Monday, June 01, 2009

Build a better Beetle

So now we own GM.

GM is bankrupt. Why did take so long?

The problem was becomng evident when I was child, an era of bloated cars & absurd designs. But by the time I was actually driving, the future was easily summed up this way: Why doesn't Detroit build a better Volkswagon Beetle? - a cheap, small, reliable first car for young drivers & second car for families. It wasn't an impertinent or stupid question, although it often was treated as one. The Japanese didn't think so. The first popular Japanese imports were pretty crappy - lots of college students had Datsun junkers with rusted out floors, but they worked on quality control while our auto makers stumbled around from one piece of garbage to another, crying that the Japanese cheated because their government helped the car companies.

AMC - American was the kooky 4th company - tried going "outside the box" in the Fifties with the strange, lovable Metropolitan & in 1975 with the Pacer.
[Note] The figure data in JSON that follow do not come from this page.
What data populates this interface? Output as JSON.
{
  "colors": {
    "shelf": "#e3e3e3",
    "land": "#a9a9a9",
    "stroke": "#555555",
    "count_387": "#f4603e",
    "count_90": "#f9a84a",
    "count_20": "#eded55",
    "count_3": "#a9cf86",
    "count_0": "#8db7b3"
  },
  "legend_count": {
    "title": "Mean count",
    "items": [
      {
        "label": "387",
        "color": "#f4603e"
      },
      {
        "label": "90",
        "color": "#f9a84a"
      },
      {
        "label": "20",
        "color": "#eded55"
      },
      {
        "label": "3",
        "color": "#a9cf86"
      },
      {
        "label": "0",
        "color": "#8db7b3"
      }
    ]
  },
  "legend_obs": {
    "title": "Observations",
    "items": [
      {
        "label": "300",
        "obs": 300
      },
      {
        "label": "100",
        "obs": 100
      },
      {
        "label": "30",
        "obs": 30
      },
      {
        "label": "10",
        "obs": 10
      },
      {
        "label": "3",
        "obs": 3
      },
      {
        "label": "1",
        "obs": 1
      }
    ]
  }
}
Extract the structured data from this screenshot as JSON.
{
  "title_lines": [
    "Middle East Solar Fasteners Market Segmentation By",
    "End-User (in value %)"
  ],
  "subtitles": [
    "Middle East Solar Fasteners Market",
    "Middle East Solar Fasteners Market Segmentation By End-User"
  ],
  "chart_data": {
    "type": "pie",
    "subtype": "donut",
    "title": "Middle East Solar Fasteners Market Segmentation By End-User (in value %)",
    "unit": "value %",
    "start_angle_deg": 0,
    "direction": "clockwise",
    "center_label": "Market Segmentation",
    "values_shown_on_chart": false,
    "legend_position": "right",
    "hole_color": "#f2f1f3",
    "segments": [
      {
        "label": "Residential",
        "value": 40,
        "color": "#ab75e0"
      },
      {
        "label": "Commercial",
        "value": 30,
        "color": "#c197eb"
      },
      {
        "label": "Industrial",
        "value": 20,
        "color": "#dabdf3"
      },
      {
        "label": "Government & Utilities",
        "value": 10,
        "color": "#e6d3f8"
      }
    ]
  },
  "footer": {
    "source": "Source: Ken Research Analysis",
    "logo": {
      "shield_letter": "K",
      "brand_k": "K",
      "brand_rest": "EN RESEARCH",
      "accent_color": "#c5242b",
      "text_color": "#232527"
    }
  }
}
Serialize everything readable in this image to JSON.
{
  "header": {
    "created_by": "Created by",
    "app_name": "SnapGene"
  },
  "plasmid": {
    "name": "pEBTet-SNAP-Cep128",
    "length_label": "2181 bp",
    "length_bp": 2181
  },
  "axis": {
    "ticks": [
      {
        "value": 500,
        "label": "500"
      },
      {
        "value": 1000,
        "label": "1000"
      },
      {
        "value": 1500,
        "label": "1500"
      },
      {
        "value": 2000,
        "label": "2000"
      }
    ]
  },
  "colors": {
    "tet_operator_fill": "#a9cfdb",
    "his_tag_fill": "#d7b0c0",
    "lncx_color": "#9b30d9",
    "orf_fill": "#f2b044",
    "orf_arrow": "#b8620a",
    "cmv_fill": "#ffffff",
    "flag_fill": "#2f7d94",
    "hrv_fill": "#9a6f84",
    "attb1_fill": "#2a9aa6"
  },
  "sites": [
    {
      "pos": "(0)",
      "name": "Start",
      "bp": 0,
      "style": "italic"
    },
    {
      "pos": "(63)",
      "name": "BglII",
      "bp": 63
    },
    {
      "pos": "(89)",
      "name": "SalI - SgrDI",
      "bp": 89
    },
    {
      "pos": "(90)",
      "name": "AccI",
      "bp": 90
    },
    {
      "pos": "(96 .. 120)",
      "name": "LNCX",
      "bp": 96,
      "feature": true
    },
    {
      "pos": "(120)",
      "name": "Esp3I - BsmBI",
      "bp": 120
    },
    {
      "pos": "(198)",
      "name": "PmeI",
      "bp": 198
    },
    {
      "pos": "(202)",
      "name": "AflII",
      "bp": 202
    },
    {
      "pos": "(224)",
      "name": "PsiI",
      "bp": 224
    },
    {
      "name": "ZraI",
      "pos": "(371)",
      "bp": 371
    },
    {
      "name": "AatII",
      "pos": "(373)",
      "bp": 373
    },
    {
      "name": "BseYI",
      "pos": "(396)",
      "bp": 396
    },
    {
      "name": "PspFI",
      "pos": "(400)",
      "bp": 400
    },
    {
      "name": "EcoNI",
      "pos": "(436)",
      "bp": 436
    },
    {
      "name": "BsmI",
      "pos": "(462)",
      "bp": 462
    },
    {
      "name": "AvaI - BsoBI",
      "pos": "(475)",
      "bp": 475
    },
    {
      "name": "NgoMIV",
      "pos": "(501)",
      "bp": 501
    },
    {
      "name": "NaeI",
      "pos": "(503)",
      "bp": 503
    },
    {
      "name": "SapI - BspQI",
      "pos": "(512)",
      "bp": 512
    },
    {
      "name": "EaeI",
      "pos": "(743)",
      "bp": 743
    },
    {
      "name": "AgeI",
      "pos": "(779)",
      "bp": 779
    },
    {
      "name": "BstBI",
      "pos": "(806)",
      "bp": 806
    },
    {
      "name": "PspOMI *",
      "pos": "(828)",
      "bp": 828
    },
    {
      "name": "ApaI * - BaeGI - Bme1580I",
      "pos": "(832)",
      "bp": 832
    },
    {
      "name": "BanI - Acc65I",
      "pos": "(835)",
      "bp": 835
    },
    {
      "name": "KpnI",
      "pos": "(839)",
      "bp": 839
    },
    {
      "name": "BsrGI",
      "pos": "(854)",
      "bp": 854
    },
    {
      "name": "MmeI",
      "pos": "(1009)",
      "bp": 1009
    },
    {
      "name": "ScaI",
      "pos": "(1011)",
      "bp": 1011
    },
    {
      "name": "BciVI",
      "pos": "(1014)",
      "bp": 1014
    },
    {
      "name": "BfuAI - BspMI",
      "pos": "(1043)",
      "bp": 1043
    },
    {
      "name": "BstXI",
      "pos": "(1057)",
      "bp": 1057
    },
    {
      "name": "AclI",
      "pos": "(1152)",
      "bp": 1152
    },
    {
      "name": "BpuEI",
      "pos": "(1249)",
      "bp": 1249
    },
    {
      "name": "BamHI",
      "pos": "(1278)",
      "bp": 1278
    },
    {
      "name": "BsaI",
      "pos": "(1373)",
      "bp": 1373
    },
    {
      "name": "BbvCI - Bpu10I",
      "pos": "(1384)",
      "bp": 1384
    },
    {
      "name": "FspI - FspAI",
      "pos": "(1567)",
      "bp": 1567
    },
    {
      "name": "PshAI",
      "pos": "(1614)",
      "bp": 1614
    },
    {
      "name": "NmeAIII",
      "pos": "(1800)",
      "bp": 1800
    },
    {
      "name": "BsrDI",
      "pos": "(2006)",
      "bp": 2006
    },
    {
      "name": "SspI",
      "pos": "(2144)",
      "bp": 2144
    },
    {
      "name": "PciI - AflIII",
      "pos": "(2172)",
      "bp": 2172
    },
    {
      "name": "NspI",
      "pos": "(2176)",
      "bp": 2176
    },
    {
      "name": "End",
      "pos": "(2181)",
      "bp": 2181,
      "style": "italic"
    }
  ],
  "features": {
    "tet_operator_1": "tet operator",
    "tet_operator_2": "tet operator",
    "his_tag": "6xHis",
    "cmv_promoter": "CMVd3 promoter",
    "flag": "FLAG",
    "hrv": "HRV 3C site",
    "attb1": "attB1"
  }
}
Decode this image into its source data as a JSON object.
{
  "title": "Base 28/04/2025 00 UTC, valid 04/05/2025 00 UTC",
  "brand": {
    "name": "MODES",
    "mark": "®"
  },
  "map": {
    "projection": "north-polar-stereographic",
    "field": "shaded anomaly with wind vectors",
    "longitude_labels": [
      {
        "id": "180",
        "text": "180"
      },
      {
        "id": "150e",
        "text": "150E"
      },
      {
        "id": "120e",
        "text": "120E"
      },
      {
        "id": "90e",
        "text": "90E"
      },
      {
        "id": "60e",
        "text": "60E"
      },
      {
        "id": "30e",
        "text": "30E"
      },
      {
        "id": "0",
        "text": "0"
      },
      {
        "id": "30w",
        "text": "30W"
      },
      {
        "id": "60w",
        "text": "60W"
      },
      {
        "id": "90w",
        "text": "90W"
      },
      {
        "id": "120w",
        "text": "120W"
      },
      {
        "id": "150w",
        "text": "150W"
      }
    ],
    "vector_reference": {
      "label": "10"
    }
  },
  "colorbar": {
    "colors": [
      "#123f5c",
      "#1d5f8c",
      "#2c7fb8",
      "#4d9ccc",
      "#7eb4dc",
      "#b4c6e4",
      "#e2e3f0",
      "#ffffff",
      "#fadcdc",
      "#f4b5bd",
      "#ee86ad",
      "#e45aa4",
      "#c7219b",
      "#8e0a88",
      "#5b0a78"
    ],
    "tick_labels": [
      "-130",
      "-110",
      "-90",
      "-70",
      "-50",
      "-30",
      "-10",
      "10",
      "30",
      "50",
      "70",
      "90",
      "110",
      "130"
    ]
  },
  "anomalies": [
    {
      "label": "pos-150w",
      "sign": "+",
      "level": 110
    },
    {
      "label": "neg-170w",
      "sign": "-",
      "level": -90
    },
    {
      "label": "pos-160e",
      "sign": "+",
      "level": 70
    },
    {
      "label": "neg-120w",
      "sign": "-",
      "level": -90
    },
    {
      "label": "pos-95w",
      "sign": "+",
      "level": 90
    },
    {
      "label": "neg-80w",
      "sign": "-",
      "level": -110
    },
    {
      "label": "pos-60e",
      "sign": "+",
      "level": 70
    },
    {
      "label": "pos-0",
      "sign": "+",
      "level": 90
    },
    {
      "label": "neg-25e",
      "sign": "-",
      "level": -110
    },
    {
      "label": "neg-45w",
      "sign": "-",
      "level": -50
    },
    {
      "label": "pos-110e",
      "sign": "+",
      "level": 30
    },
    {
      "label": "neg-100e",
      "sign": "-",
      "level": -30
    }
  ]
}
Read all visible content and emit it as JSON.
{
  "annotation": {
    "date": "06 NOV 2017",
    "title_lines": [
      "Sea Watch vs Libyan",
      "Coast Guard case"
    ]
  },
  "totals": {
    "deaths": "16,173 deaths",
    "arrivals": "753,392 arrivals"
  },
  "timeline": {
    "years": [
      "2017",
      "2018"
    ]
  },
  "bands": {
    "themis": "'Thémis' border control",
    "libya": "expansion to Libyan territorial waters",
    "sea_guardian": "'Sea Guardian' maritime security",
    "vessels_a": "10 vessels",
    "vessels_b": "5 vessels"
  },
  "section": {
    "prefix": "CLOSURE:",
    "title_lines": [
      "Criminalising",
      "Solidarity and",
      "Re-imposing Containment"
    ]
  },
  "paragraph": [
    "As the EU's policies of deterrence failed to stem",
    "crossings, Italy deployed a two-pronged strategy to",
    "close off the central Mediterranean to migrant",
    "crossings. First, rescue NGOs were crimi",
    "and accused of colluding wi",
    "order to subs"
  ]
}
I liked the Pacer design, but it got 16 mpg & AMC quickly became confused about what it was supposed to be. A really smart automaker would've had something like it on the drawing board five years earlier.

Every year for decades the Big Three car companies rolled fantastical small car dreams into the auto shows, ideas apparently thought up by geeky young engineers whose conceptions were never intended to reach production.

When the SUV was glued together - truck as family car - deep down inside I think everyone knew it was hopeless & just a matter of time. GMC & Chrysler hung on longer than I had expected. One strategic retreat after another, hoping for a miracle change in the marketplace, or technology, or something.

Twenty years ago I saw Michael Moore's film "Roger & Me." Yeah, they were closing plants, shipping jobs out of the country, & impoverishing entire cities, but they still didn't have a freakin' clue. I left the theater thinking, "It's all true, but what does he expect GM to do without going bankrupt?"